Higher (Priced) Learning: Student Loan Rates Doubled Today

Interest rates on student loans doubled today —  from 3.4 percent to 6.8 percent. The change impacts over 7 million students who are already struggling to repay loans as they begin their careers. It can add more than $20,000 over 10 years on federal Stafford loans.

Neither party wants the interest rates to jump to almost 7 percent, and yet here we are. Today, a temporary extension of lowered student loan interest rates is expiring. House Republicans passed a partisan bill that would have student loan rates float with the federal interest rates, which would currently result in a rate of about 5 percent but could go up to as high as 8.5 percent. Democrats want to lock in the 3.4 percent rate for two years, but were unable to pass anything out of the Senate because of a Republican filibuster.

Americans owe over 1 trillion in student debt, which is almost twice as high as the amount owed in 2007. In Texas, according to the Joint Economic Committee, the average graduate under 30 makes $49,112 and has $22,600 in student loan debt. And 56 percent of the class of 2011 has student loan debt. But skipping college altogether still leaves many worse off, as workers with a bachelor degree earn 68 percent more than workers with only a high school diploma.

Rep. Ruben Hinojosa (D-TX-15), who sits on the House Committee that oversees student loan rates, voted against the House Republican bill, saying, "I find it shameful that H.R. 1911 would reduce the federal deficit on the backs of students and parents by saddling them with almost $4 billion in additional loan interest charges and leave students worse off than if Congress allowed student loan interest rates to double on July 1st."

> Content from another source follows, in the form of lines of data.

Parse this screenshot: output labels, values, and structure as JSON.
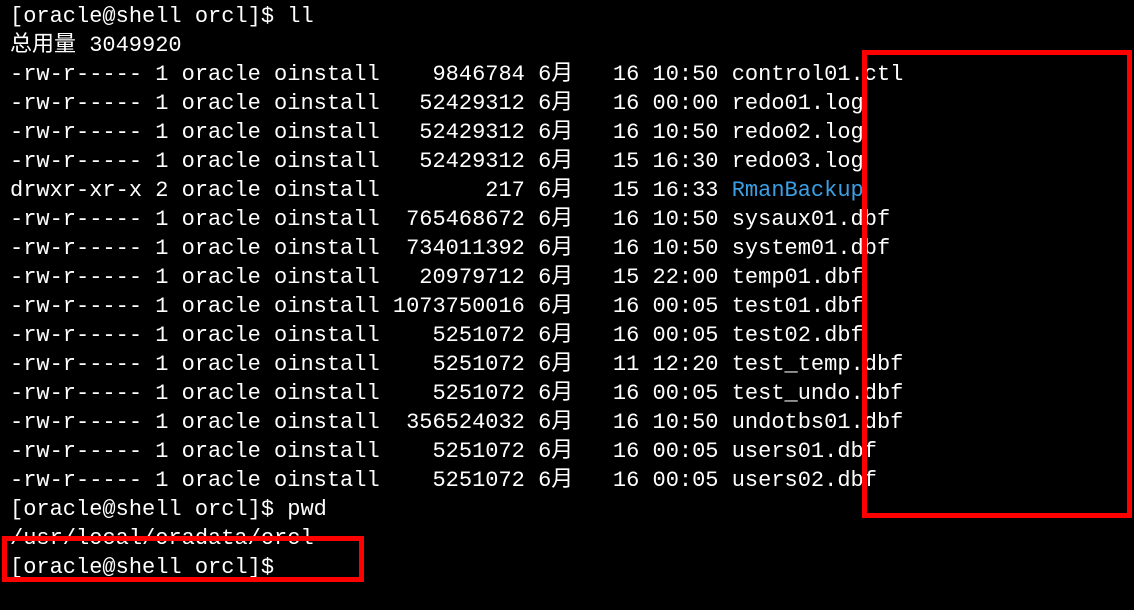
{
  "prompt1": "[oracle@shell orcl]$ ll",
  "total_line": "总用量 3049920",
  "files": [
    {
      "perm": "-rw-r-----",
      "links": "1",
      "owner": "oracle",
      "group": "oinstall",
      "size": "9846784",
      "month": "6月",
      "day": "16",
      "time": "10:50",
      "name": "control01.ctl",
      "type": "file"
    },
    {
      "perm": "-rw-r-----",
      "links": "1",
      "owner": "oracle",
      "group": "oinstall",
      "size": "52429312",
      "month": "6月",
      "day": "16",
      "time": "00:00",
      "name": "redo01.log",
      "type": "file"
    },
    {
      "perm": "-rw-r-----",
      "links": "1",
      "owner": "oracle",
      "group": "oinstall",
      "size": "52429312",
      "month": "6月",
      "day": "16",
      "time": "10:50",
      "name": "redo02.log",
      "type": "file"
    },
    {
      "perm": "-rw-r-----",
      "links": "1",
      "owner": "oracle",
      "group": "oinstall",
      "size": "52429312",
      "month": "6月",
      "day": "15",
      "time": "16:30",
      "name": "redo03.log",
      "type": "file"
    },
    {
      "perm": "drwxr-xr-x",
      "links": "2",
      "owner": "oracle",
      "group": "oinstall",
      "size": "217",
      "month": "6月",
      "day": "15",
      "time": "16:33",
      "name": "RmanBackup",
      "type": "dir"
    },
    {
      "perm": "-rw-r-----",
      "links": "1",
      "owner": "oracle",
      "group": "oinstall",
      "size": "765468672",
      "month": "6月",
      "day": "16",
      "time": "10:50",
      "name": "sysaux01.dbf",
      "type": "file"
    },
    {
      "perm": "-rw-r-----",
      "links": "1",
      "owner": "oracle",
      "group": "oinstall",
      "size": "734011392",
      "month": "6月",
      "day": "16",
      "time": "10:50",
      "name": "system01.dbf",
      "type": "file"
    },
    {
      "perm": "-rw-r-----",
      "links": "1",
      "owner": "oracle",
      "group": "oinstall",
      "size": "20979712",
      "month": "6月",
      "day": "15",
      "time": "22:00",
      "name": "temp01.dbf",
      "type": "file"
    },
    {
      "perm": "-rw-r-----",
      "links": "1",
      "owner": "oracle",
      "group": "oinstall",
      "size": "1073750016",
      "month": "6月",
      "day": "16",
      "time": "00:05",
      "name": "test01.dbf",
      "type": "file"
    },
    {
      "perm": "-rw-r-----",
      "links": "1",
      "owner": "oracle",
      "group": "oinstall",
      "size": "5251072",
      "month": "6月",
      "day": "16",
      "time": "00:05",
      "name": "test02.dbf",
      "type": "file"
    },
    {
      "perm": "-rw-r-----",
      "links": "1",
      "owner": "oracle",
      "group": "oinstall",
      "size": "5251072",
      "month": "6月",
      "day": "11",
      "time": "12:20",
      "name": "test_temp.dbf",
      "type": "file"
    },
    {
      "perm": "-rw-r-----",
      "links": "1",
      "owner": "oracle",
      "group": "oinstall",
      "size": "5251072",
      "month": "6月",
      "day": "16",
      "time": "00:05",
      "name": "test_undo.dbf",
      "type": "file"
    },
    {
      "perm": "-rw-r-----",
      "links": "1",
      "owner": "oracle",
      "group": "oinstall",
      "size": "356524032",
      "month": "6月",
      "day": "16",
      "time": "10:50",
      "name": "undotbs01.dbf",
      "type": "file"
    },
    {
      "perm": "-rw-r-----",
      "links": "1",
      "owner": "oracle",
      "group": "oinstall",
      "size": "5251072",
      "month": "6月",
      "day": "16",
      "time": "00:05",
      "name": "users01.dbf",
      "type": "file"
    },
    {
      "perm": "-rw-r-----",
      "links": "1",
      "owner": "oracle",
      "group": "oinstall",
      "size": "5251072",
      "month": "6月",
      "day": "16",
      "time": "00:05",
      "name": "users02.dbf",
      "type": "file"
    }
  ],
  "prompt2": "[oracle@shell orcl]$ pwd",
  "pwd_output": "/usr/local/oradata/orcl",
  "prompt3": "[oracle@shell orcl]$ "
}
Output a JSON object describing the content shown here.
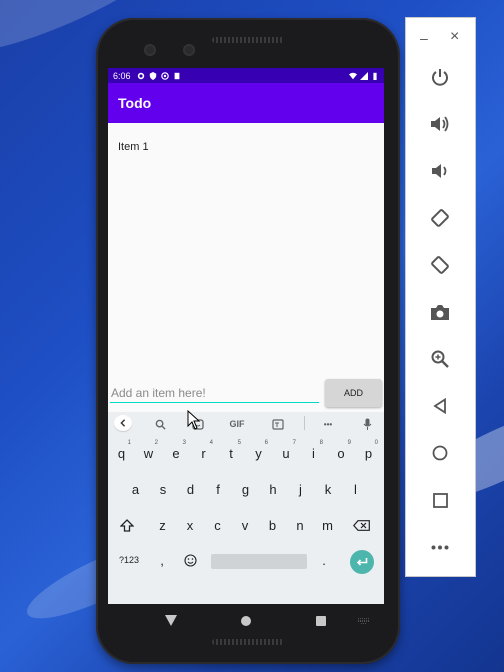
{
  "status_bar": {
    "time": "6:06"
  },
  "app_bar": {
    "title": "Todo"
  },
  "todo_list": {
    "items": [
      {
        "label": "Item 1"
      }
    ]
  },
  "input": {
    "placeholder": "Add an item here!",
    "value": ""
  },
  "add_button": {
    "label": "ADD"
  },
  "keyboard": {
    "suggestion_gif": "GIF",
    "suggestion_more": "•••",
    "row1": [
      {
        "k": "q",
        "h": "1"
      },
      {
        "k": "w",
        "h": "2"
      },
      {
        "k": "e",
        "h": "3"
      },
      {
        "k": "r",
        "h": "4"
      },
      {
        "k": "t",
        "h": "5"
      },
      {
        "k": "y",
        "h": "6"
      },
      {
        "k": "u",
        "h": "7"
      },
      {
        "k": "i",
        "h": "8"
      },
      {
        "k": "o",
        "h": "9"
      },
      {
        "k": "p",
        "h": "0"
      }
    ],
    "row2": [
      "a",
      "s",
      "d",
      "f",
      "g",
      "h",
      "j",
      "k",
      "l"
    ],
    "row3": [
      "z",
      "x",
      "c",
      "v",
      "b",
      "n",
      "m"
    ],
    "symbols_key": "?123",
    "comma_key": ",",
    "period_key": "."
  },
  "side_panel": {
    "minimize": "–",
    "close": "×"
  },
  "colors": {
    "status_bar": "#3700b3",
    "app_bar": "#6200ee",
    "accent": "#03dac5",
    "enter": "#4db6ac"
  }
}
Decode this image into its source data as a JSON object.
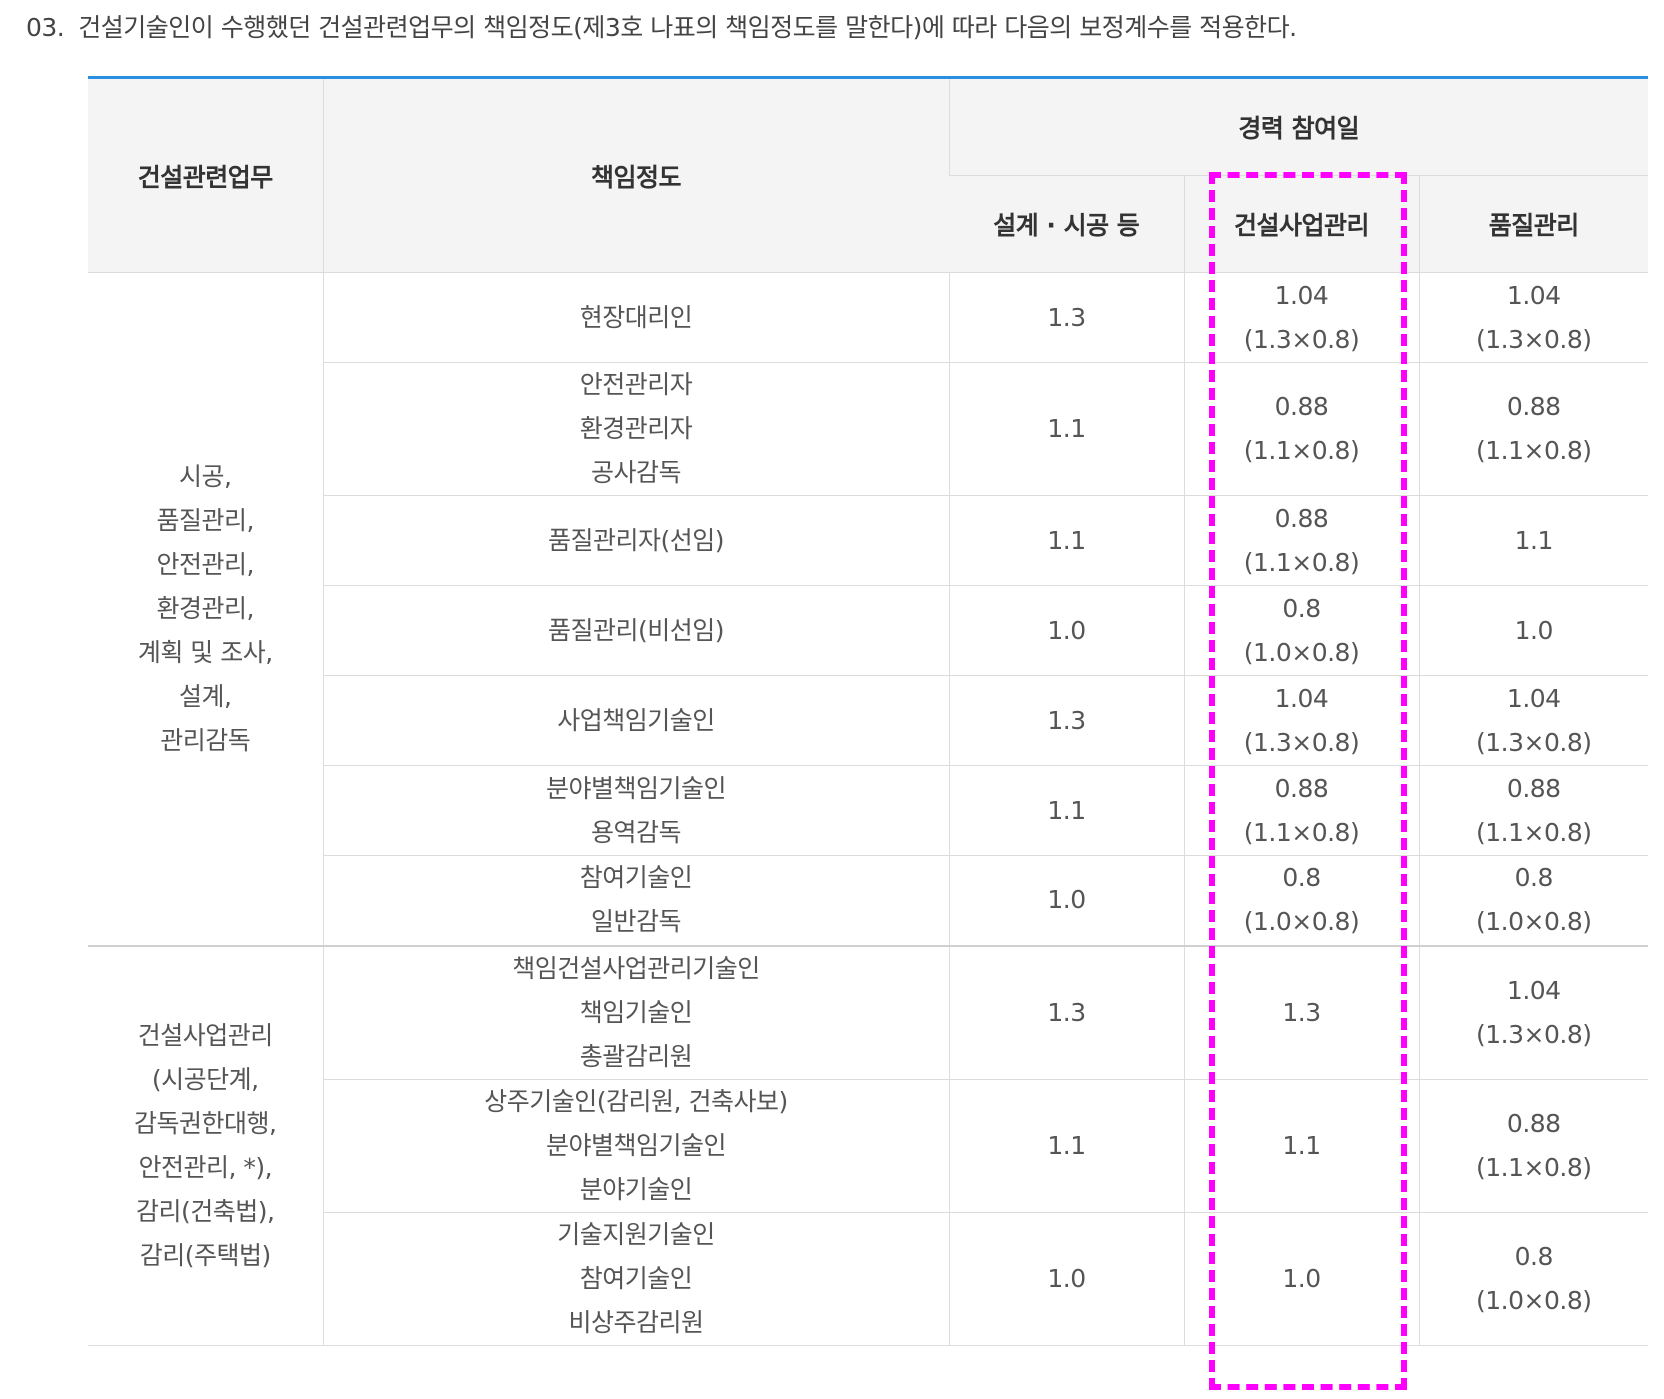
{
  "intro": {
    "number": "03.",
    "text": "건설기술인이 수행했던 건설관련업무의 책임정도(제3호 나표의 책임정도를 말한다)에 따라 다음의 보정계수를 적용한다."
  },
  "table": {
    "headers": {
      "work": "건설관련업무",
      "responsibility": "책임정도",
      "career_days": "경력 참여일",
      "design": "설계 · 시공 등",
      "cm": "건설사업관리",
      "quality": "품질관리"
    },
    "groups": [
      {
        "work_lines": [
          "시공,",
          "품질관리,",
          "안전관리,",
          "환경관리,",
          "계획 및 조사,",
          "설계,",
          "관리감독"
        ],
        "rows": [
          {
            "resp": [
              "현장대리인"
            ],
            "design": "1.3",
            "cm": [
              "1.04",
              "(1.3×0.8)"
            ],
            "quality": [
              "1.04",
              "(1.3×0.8)"
            ]
          },
          {
            "resp": [
              "안전관리자",
              "환경관리자",
              "공사감독"
            ],
            "design": "1.1",
            "cm": [
              "0.88",
              "(1.1×0.8)"
            ],
            "quality": [
              "0.88",
              "(1.1×0.8)"
            ]
          },
          {
            "resp": [
              "품질관리자(선임)"
            ],
            "design": "1.1",
            "cm": [
              "0.88",
              "(1.1×0.8)"
            ],
            "quality": [
              "1.1"
            ]
          },
          {
            "resp": [
              "품질관리(비선임)"
            ],
            "design": "1.0",
            "cm": [
              "0.8",
              "(1.0×0.8)"
            ],
            "quality": [
              "1.0"
            ]
          },
          {
            "resp": [
              "사업책임기술인"
            ],
            "design": "1.3",
            "cm": [
              "1.04",
              "(1.3×0.8)"
            ],
            "quality": [
              "1.04",
              "(1.3×0.8)"
            ]
          },
          {
            "resp": [
              "분야별책임기술인",
              "용역감독"
            ],
            "design": "1.1",
            "cm": [
              "0.88",
              "(1.1×0.8)"
            ],
            "quality": [
              "0.88",
              "(1.1×0.8)"
            ]
          },
          {
            "resp": [
              "참여기술인",
              "일반감독"
            ],
            "design": "1.0",
            "cm": [
              "0.8",
              "(1.0×0.8)"
            ],
            "quality": [
              "0.8",
              "(1.0×0.8)"
            ]
          }
        ]
      },
      {
        "work_lines": [
          "건설사업관리",
          "(시공단계,",
          "감독권한대행,",
          "안전관리, *),",
          "감리(건축법),",
          "감리(주택법)"
        ],
        "rows": [
          {
            "resp": [
              "책임건설사업관리기술인",
              "책임기술인",
              "총괄감리원"
            ],
            "design": "1.3",
            "cm": [
              "1.3"
            ],
            "quality": [
              "1.04",
              "(1.3×0.8)"
            ]
          },
          {
            "resp": [
              "상주기술인(감리원, 건축사보)",
              "분야별책임기술인",
              "분야기술인"
            ],
            "design": "1.1",
            "cm": [
              "1.1"
            ],
            "quality": [
              "0.88",
              "(1.1×0.8)"
            ]
          },
          {
            "resp": [
              "기술지원기술인",
              "참여기술인",
              "비상주감리원"
            ],
            "design": "1.0",
            "cm": [
              "1.0"
            ],
            "quality": [
              "0.8",
              "(1.0×0.8)"
            ]
          }
        ]
      }
    ]
  },
  "highlight_color": "#ff00ff",
  "header_rule_color": "#2a8fe0"
}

Rep. Gene Green (D-TX-29), who supported the Student Loan Relief Act of 2013, said in a statement, "As the cost of higher education continues to climb and total student loan debt eclipsed credit card debt for the first time, the consequences of inaction are unacceptable. We need to be making college more affordable for all students, not putting it further out of reach."

Sen. Debbie Stabenow (D-MI) is leading the charge to take up a bill on July 10, when the Senate comes back in session, to apply the 3.4 percent rate going forward and retroactively to the July 1 increase. But it's unclear if she has the support.

There's a lot of finger pointing and blame to go around regarding how we ended up in this student version of the fiscal cliff. We're now left wondering over the Fourth of July weekend whether Congress will come back and do its job, or whether college will become even farther out of reach for millions.